Figure 1: correlation coefficient between AR50R and AL50R, versus bin size

If the Leonids are perfectly randomly distributed, we’d expect to see a correlation coefficient of 1.00. As you can see, we get something very close to 1.00 throughout most of the range of bin sizes. But what about the left side of the graph, with small bin sizes? That shows very low correlation, which suggests nonrandomness at short time durations. Is this evidence of nonrandomness?

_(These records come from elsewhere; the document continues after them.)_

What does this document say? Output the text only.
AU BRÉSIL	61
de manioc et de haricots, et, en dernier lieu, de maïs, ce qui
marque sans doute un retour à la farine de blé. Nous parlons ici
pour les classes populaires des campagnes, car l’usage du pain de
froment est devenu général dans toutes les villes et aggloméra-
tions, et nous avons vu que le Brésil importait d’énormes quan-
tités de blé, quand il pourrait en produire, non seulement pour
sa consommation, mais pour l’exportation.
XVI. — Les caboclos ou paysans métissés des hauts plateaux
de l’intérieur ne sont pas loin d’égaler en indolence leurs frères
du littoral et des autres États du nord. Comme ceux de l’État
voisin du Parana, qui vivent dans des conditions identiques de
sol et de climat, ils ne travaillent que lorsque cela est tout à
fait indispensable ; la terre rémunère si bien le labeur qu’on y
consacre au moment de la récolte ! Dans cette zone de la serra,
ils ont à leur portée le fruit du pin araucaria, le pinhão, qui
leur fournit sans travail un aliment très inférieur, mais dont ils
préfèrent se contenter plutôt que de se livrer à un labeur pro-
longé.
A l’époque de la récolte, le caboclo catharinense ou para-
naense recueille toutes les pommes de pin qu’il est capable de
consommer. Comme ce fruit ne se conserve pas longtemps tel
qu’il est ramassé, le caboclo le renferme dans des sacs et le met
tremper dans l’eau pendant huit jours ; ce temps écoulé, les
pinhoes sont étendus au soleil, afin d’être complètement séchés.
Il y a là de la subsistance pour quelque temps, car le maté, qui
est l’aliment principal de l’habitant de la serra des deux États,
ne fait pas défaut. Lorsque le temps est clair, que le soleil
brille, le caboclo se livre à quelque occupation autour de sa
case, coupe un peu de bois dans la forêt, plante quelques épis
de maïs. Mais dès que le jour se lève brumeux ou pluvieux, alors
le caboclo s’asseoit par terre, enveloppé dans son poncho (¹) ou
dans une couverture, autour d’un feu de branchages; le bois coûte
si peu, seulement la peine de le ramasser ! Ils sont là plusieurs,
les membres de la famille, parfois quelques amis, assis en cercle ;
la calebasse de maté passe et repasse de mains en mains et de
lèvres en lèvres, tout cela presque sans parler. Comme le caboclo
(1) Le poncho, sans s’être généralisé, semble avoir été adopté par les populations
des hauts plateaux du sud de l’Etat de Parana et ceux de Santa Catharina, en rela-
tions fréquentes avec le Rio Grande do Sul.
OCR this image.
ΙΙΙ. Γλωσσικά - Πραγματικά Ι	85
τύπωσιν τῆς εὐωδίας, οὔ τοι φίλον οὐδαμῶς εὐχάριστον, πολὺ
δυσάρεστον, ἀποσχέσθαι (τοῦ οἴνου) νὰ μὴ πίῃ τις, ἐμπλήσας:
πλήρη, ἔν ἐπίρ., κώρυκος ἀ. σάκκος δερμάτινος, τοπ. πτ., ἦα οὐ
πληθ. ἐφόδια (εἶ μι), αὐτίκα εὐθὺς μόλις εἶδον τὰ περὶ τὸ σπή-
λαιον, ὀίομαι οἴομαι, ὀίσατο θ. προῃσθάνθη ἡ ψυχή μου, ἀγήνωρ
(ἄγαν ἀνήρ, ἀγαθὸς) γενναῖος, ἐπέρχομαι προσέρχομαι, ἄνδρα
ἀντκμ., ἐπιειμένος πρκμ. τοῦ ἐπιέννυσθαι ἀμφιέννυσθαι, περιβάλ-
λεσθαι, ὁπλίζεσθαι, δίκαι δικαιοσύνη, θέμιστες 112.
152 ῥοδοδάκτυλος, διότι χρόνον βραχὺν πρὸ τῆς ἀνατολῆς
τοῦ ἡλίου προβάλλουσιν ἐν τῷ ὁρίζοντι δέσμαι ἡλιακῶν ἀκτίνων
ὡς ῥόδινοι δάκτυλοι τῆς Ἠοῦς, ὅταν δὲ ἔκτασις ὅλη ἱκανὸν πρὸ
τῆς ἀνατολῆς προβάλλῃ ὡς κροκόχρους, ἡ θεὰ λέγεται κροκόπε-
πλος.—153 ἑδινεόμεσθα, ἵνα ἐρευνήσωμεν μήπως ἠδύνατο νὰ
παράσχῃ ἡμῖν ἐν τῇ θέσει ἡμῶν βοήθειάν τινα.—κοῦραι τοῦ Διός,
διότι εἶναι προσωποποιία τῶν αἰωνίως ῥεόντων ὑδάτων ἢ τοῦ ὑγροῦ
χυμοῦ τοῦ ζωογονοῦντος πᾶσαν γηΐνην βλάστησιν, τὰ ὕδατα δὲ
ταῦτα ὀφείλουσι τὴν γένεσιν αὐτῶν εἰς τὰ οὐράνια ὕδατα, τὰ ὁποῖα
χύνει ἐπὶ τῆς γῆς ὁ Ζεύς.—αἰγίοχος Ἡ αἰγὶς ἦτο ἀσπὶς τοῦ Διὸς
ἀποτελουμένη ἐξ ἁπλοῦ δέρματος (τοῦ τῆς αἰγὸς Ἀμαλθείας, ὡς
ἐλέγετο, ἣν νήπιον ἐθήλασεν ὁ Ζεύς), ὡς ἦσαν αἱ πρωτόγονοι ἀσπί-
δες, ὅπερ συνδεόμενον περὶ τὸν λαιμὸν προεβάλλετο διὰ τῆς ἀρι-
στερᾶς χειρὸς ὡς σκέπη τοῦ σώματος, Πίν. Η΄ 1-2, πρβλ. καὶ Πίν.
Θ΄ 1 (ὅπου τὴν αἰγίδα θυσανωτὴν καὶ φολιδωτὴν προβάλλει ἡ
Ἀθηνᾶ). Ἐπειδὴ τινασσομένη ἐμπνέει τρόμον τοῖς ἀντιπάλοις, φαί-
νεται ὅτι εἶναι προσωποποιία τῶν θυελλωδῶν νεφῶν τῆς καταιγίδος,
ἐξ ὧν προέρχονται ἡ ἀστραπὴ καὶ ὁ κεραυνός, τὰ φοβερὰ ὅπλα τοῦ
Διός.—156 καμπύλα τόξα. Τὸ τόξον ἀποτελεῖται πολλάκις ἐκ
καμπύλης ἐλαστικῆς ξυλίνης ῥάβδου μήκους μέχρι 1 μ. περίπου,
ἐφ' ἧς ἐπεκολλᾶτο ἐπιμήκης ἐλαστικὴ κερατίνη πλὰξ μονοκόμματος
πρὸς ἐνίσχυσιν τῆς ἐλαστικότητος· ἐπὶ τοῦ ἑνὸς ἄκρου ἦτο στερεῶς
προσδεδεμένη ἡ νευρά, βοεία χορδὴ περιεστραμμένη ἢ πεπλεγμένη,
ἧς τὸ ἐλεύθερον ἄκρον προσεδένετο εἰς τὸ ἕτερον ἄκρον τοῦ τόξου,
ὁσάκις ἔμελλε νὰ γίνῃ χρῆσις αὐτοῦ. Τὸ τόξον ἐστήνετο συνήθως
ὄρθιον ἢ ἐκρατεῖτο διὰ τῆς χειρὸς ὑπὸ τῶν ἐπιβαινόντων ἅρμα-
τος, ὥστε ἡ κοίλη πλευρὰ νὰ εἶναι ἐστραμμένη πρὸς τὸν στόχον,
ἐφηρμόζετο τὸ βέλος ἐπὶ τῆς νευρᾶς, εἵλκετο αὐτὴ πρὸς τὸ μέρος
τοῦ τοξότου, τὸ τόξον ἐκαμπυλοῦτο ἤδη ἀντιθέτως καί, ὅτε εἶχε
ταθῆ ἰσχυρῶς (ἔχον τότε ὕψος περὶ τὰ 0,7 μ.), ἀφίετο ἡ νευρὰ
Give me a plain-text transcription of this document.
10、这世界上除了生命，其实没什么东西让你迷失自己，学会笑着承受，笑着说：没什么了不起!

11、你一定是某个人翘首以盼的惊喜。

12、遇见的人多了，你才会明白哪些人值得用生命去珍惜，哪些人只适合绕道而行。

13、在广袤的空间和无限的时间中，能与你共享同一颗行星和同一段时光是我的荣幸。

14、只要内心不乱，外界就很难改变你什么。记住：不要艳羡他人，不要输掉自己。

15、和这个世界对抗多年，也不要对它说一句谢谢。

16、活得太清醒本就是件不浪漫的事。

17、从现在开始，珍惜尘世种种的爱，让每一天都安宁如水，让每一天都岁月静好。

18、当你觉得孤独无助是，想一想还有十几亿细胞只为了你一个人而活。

No, because at these small bin sizes, small-number effects come into play. Consider the situation with bin sizes of 1 second. The rate of Leonids per camera, averaged over the 86-minute period, was roughly 0.4 Leonids per second. That means that, for any given bin, there was a 40% chance that it would have 1 Leonid and a 60% chance that it would have no Leonids. (The real situation is a bit more complex, but I won’t go into it. Just say “Poisson” and forget it.) The problem here is that 1 correlates with 0 very badly. In mathematical terms, the difference between 1 Leonid per bin and 0 Leonids per bin is quite large. Thus, even if the situation were truly random, we’d still get a low correlation coefficient between cameras. We’d get something even lower if the situation were non-random. So I repeated the whole process with randomly-generated data and got these results:

Figure 2: mean of 1000 random data sets (blue) with actual data (green)

The blue circles represent the mean of the correlation coefficient for 1000 random trials (modern computers are really fast!) What’s astounding is the size of the error bars. I kept getting mathematical errors in the analysis of the standard deviations of the correlation coefficients in the random trials. It turned out to be due to the fact that the standard deviations were ridiculously small. They were so small that they ran afoul of the round-off errors of the double-size floating point numbers used by Java. These numbers are represented in 8 bytes, meaning that we have 52 bits of binary precision in the mantissa of the number. Even a number that precise ran into enough problems with the tiny values that it simply couldn’t keep up. When I added a kluge to work around the problem, I discovered that most of the standard deviations were on the order of 10**-7, or in part in ten million. Let’s give it an order of magnitude leeway and assume that the average circle here has an error of 10**-6. The error bars on the blue circles in this graph would then be one ten-thousandth of a pixel high.

This leads to the conclusion that the cameras unquestionably showed correlation. This looks like more proof that Leonids are non-randomly distributed. But I’m suspicious of this conclusion. In the first place, the data is __too__ good: the actual data points (green circles) are something like a million standard deviations off the random value. That’s way too big to be believable. In the second place, the effect seems to be uniform through all bin sizes. If Leonids were non-randomly distributed, we’d expect to see some sort of pattern in their appearances. No such pattern has shown up in the data.